Oil Above $50 and Still Has Legs - Cramer

Includes: BP, BPT
by: Ockham Research

“BP, which is my favorite of the integrated oils right here, a stock I like so much they bought it for my charitable trust, you can follow along as I do the buying. It’s trading at the same price it was when oil was under $40. How on earth does that make any sense now that oil’s over $50? Especially when BP just said in a big analyst meeting that $50 crude was the magic number in terms of keeping its notoriously big dividend, juicy 8.3% yield intact. We’re at $50 now…

All right, now, how about a stock that gives you an even bigger dividend from the ride in oil? Something that should spring higher as crude gets more expensive, I’ve got one for you, BP Prudhoe Bay Royalty Trust, that’s a mouthful, but we call it BPT for you home gamers. It’s an energy trust. It has to pay out nearly all of its deposits to shareholders in exchange, it doesn’t pay taxes…

I just like Prudhoe Bay more because it’s a better play on higher oil prices, no natural gas keeps going down. Here’s the bottom line. The big story today, not AIG bonuses as much as we all hate those guys, is that oil’s back above $50. I think it’s headed $10 higher. I think you ought to look at BP and BPT as terrific dividend catch-up plays. They’re trading like crudes in the $30s.” --Mad Money 3/19/2009

As Cramer notes, crude prices have quietly and steadily risen over the last month more than 25%. This is in the face of weaker than expected storage data that suggests demand has continued to slow. However, the low crude prices of the last few months have led to serious declines in capital expenditures budgets for domestic oil companies and massive OPEC supply cuts. Oil prices have begun to ascend on the likelihood of an economic recovery, and the potential of having a serious supply crunch when that recovery takes place.

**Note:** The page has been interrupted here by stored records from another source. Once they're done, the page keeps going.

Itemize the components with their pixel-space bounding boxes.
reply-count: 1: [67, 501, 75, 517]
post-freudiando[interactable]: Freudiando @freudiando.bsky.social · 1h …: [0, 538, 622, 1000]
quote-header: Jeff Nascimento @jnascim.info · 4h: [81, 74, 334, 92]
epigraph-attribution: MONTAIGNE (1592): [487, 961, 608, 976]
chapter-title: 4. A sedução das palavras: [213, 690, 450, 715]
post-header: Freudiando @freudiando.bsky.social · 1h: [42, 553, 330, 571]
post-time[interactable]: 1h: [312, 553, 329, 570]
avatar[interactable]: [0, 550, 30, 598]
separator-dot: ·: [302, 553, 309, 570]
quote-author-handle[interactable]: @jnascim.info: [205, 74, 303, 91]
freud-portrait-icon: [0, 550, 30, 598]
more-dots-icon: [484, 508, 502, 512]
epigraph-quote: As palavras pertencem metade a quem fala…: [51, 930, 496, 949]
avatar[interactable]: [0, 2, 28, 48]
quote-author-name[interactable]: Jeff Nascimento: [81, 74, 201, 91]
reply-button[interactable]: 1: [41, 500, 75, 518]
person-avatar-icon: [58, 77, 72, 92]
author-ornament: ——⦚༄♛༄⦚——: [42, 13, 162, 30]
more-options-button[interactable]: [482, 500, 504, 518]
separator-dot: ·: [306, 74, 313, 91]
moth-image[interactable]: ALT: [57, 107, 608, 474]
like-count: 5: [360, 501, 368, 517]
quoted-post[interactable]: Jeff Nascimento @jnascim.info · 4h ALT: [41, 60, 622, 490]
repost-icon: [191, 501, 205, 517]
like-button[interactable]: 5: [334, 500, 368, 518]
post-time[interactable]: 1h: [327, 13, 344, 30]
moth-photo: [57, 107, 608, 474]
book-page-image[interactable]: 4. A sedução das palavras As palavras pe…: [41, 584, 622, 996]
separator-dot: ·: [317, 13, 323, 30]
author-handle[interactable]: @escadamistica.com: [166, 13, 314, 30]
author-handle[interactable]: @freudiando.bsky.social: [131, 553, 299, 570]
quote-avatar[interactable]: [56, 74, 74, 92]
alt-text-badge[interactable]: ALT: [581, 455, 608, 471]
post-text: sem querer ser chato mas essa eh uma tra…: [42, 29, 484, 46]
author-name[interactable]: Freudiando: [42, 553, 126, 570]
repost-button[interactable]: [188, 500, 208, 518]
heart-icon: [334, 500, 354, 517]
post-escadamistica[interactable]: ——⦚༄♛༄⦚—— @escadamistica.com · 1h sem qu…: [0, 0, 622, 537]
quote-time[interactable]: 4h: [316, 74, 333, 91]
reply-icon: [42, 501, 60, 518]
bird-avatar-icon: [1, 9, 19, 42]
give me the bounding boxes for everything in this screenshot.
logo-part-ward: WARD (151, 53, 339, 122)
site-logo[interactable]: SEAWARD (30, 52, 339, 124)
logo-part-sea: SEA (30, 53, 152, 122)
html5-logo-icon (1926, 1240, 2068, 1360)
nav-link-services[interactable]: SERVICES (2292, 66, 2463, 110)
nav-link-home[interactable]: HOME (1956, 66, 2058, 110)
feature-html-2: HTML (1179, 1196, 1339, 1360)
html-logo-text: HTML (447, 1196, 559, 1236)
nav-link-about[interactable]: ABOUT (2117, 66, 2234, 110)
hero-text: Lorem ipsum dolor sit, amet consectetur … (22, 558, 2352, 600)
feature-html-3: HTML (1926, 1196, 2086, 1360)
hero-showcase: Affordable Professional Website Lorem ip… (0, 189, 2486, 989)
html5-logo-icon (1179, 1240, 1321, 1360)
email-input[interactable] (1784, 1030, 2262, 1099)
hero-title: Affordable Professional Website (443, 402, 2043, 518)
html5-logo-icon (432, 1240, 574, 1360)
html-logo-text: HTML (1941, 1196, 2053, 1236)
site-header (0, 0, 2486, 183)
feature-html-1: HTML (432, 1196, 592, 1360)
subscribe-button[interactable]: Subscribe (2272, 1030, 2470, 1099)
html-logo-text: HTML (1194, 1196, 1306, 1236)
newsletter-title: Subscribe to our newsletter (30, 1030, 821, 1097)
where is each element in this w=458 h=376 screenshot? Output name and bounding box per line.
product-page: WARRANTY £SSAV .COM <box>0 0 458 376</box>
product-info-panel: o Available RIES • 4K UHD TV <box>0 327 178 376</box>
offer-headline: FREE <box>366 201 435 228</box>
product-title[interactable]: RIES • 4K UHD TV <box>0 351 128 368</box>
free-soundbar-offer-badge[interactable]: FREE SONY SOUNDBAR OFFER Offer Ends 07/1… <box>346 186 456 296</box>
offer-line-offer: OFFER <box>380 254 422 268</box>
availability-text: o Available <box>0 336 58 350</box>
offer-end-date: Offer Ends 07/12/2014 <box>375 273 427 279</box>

According to Cramer, oil has bottomed and this run up still has legs to run to $60 per barrel. If that is the case, then there are some oil stocks that have not yet begun to see significant appreciation from this crude appreciation. When there is a mismatch like we are seeing in oil stocks and you expect the trend to continue, then it is a great time to buy. Cramer’s two favorites, largely because of the exceptionally high yields, are BP (NYSE:BP) and BP Prudhoe Bay (NYSE:BPT). At Ockham, we have a Fairly Valued valuation on BPT and an Undervalued valuation on BP at current prices. Of course, these stocks have significant potential if oil continues to rise.